Wednesday, May 18, 2011

2011 Student Survey: USF, UT and HCC Ybor, Part II: USF

This was the MFA show at USF's Contemporary Art Museum. The show was unusually strong conceptually compared to the others. Since the artists were writing theses about the work, this is not surprising.

Francis Marquez, "Chonga suit, Salsa suit, Fran suit" 

There was a fourth suit, not shown in this picture, titled "Nude suit", which, curiously, did not include a mask, like the ones pictured here. These suits by Francis Marquez are humorous but at the same time they seriously deal with issues of identity, masks, make-up/hair/etc., and clothes as a kind of secondary skin.

 Ms. Marquez also had an accompanying video to go with the suits, showing herself wearing them and giving them life, dancing to music. The whole installation and video had a very light, airy feel at one level, while addressing more serious questions simultaneously at other levels.

Zak Hemsteger, "The Pitfalls of Incessant Mastication"

 Zak Hemsteger's "Pitfalls of Incessant Mastication", all handmade earthenware, glaze, paint and wood installation consisted of many ceramic statues on a lengthy wooden table.

Close-up view of part of installation.
On the right is a close-up view of a small part of the table. Note that some of the sculptures are surreal (like the homunculus in a wheeled bird skull), but many allude to farming and the industrial age as well. Silos, canals, small bridges, a man atop a wishing well, and much more. The title suggests too much analysis or thinking can lead to the work and/or what is shown in it.

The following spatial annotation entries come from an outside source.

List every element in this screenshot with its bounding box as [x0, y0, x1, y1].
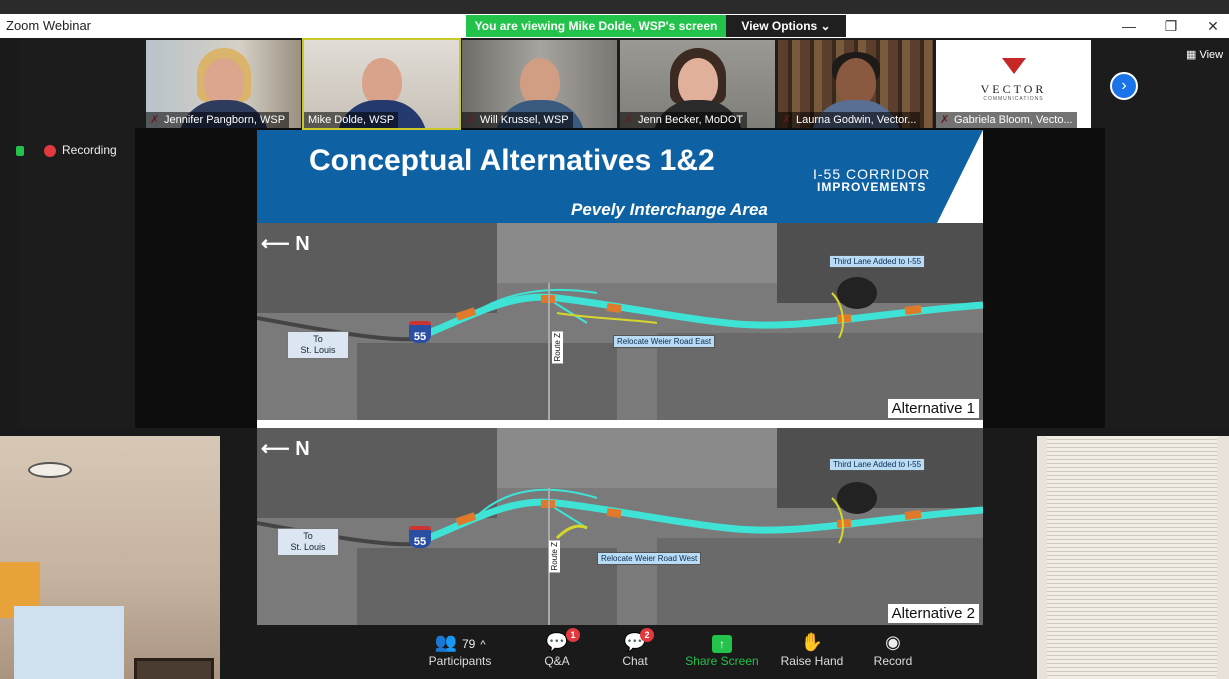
participant-name: Will Krussel, WSP	[462, 112, 573, 128]
participant-name: Laurna Godwin, Vector...	[778, 112, 921, 128]
ceiling-light-icon	[28, 462, 72, 478]
self-video-left	[0, 436, 220, 679]
top-strip	[0, 0, 1229, 14]
video-tile[interactable]: ✗ Will Krussel, WSP	[462, 40, 617, 128]
shield-icon	[16, 146, 24, 156]
video-tile[interactable]: VECTOR COMMUNICATIONS ✗ Gabriela Bloom, …	[936, 40, 1091, 128]
chat-icon: 💬	[623, 632, 647, 652]
window-view	[14, 606, 124, 679]
viewing-banner: You are viewing Mike Dolde, WSP's screen	[466, 15, 726, 37]
logo-subtext: COMMUNICATIONS	[983, 96, 1044, 102]
picture-frame	[134, 658, 214, 679]
close-icon[interactable]: ✕	[1198, 16, 1228, 36]
slide-corner-accent	[937, 130, 983, 223]
alternative-label: Alternative 2	[887, 604, 979, 623]
relocate-callout: Relocate Weier Road West	[597, 552, 702, 565]
chevron-right-icon[interactable]: ›	[1110, 72, 1138, 100]
restore-icon[interactable]: ❐	[1156, 16, 1186, 36]
third-lane-callout: Third Lane Added to I-55	[829, 255, 926, 268]
north-arrow: ⟵ N	[261, 438, 310, 460]
view-button[interactable]: ▦ View	[1186, 48, 1223, 61]
interstate-shield: 55	[409, 321, 431, 343]
logo-text: VECTOR	[980, 82, 1047, 96]
shared-slide: Conceptual Alternatives 1&2 I-55 CORRIDO…	[257, 130, 983, 625]
route-label: Route Z	[549, 540, 560, 573]
to-st-louis-label: To St. Louis	[277, 528, 339, 556]
app-title: Zoom Webinar	[6, 18, 92, 33]
qa-icon: 💬	[545, 632, 569, 652]
participants-button[interactable]: 👥 79 ^ Participants	[420, 630, 500, 668]
third-lane-callout: Third Lane Added to I-55	[829, 458, 926, 471]
minimize-icon[interactable]: —	[1114, 16, 1144, 36]
video-tile[interactable]: ✗ Laurna Godwin, Vector...	[778, 40, 933, 128]
north-arrow: ⟵ N	[261, 233, 310, 255]
view-options-button[interactable]: View Options ⌄	[726, 15, 846, 37]
route-label: Route Z	[552, 331, 563, 364]
chat-button[interactable]: 💬 2 Chat	[600, 628, 670, 668]
chevron-up-icon: ^	[480, 639, 486, 651]
self-video-right	[1037, 436, 1229, 679]
record-icon: ◉	[885, 632, 901, 652]
interstate-shield: 55	[409, 526, 431, 548]
video-tile[interactable]: ✗ Jenn Becker, MoDOT	[620, 40, 775, 128]
participant-name: Gabriela Bloom, Vecto...	[936, 112, 1077, 128]
chat-badge: 2	[640, 628, 654, 642]
share-screen-button[interactable]: ↑ Share Screen	[682, 630, 762, 668]
recording-status: Recording	[62, 143, 117, 157]
arrow-left-icon: ⟵	[261, 438, 290, 460]
vector-logo-icon	[1002, 58, 1026, 74]
gallery-view-icon: ▦	[1186, 49, 1200, 61]
relocate-callout: Relocate Weier Road East	[613, 335, 716, 348]
participant-name: Jennifer Pangborn, WSP	[146, 112, 290, 128]
participants-icon: 👥	[434, 632, 457, 652]
aerial-map	[257, 223, 983, 420]
participant-count: 79	[461, 637, 476, 651]
qa-badge: 1	[566, 628, 580, 642]
alternative-label: Alternative 1	[887, 399, 979, 418]
participant-name: Mike Dolde, WSP	[304, 112, 399, 128]
corridor-subtitle: IMPROVEMENTS	[817, 180, 927, 194]
share-screen-icon: ↑	[712, 635, 732, 653]
video-tile-active-speaker[interactable]: Mike Dolde, WSP	[302, 38, 461, 130]
map-alternative-1: ⟵ N To St. Louis 55 Route Z Relocate Wei…	[257, 223, 983, 420]
map-alternative-2: ⟵ N To St. Louis 55 Route Z Relocate Wei…	[257, 428, 983, 625]
arrow-left-icon: ⟵	[261, 233, 290, 255]
record-button[interactable]: ◉ Record	[858, 630, 928, 668]
video-tile[interactable]: ✗ Jennifer Pangborn, WSP	[146, 40, 301, 128]
printed-list-page	[1047, 436, 1217, 679]
recording-icon	[44, 145, 56, 157]
hand-icon: ✋	[800, 632, 824, 652]
to-st-louis-label: To St. Louis	[287, 331, 349, 359]
slide-title: Conceptual Alternatives 1&2	[309, 144, 715, 177]
qa-button[interactable]: 💬 1 Q&A	[522, 628, 592, 668]
participant-name: Jenn Becker, MoDOT	[620, 112, 748, 128]
slide-area-title: Pevely Interchange Area	[571, 200, 768, 219]
raise-hand-button[interactable]: ✋ Raise Hand	[776, 630, 848, 668]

Rob Fladry, "Take the gun, leave the Canolli, a Cat's a Better Mother Than You"

Rob Fladry's video work shows a single frame from Gone With the Wind juxtaposed to one from The Godfather continually changing. Two films about vanquished cultures and families of survivors. The effect of the dual video is to construct a third, purely visual narrative in the viewer's mind, one that does not exist in either of the donor movies.

View of Museum gallery.

Jordi Williams, "Universal Alignment"

Jordi Williams' "Universal Alignment" consists of a large tricolor sugar substitute  mandala [Link] in a slight spiral pattern. Suspended via monofilament fishing line from the ceiling are several fishing pyramid type sinkers, painted white, ever-so-lightly touching the sand. The artist says the sinkers " the intersection of every Ley line in the Western hemisphere". Ley lines are explained here: [Link]. I'm not entirely convinced, but it is a stand-out installation.

Ryan Foster,"Books", 2010-2011

Detail from "Frustrated Creation"
Ryan Foster had a series of hyperreal oil paintings based on various contemporary themes of the post-industrial age, like Books, Behind That Big Red Curtain, Religionists Hate the Future, and several others. These works had a great conceptual and stylistic coherence in a very individuated manner.

Bruce Monroe, "501, 310, 077, 972, MMWR, 2011"

Rob Monroe's"501, 310, 077, 972 MMWR, 2011" is a sculptured in the form  of a male human figure from hand-cut fiberglass and covered in polyurethane. It looks like it is covered in armor, and in a somewhat alert, defensive pose. The lighting is critical to this piece, in that its shadow is significant to the work.

Ellen Mueller, "Waiting Room".

On the left is Ellen Mueller's "Waiting Room", an installation looking like every generic waiting room that ever existed, complete with a plant (fake-looking, but I didn't check), magazines, inoccuous painting on the wall, and the TV, which showed videos made by Ms. Mueller whose scripts come from survival manuals. The woman doing the narrating and demos is reminiscent of a stewardess, and incredibly funny in a very understated/straight way. Ellen also had a series of readings from her "Book of Enid", which was a story and drawings of a woman who tries to go back into the past and prevent a disaster from happening. There were cards from the Book of Enid by the magazines. The artist also recruited people to populate her installation, which when I came in, thought was a real waiting room!

Congratulations to all the artists in the show, and those reviewed here.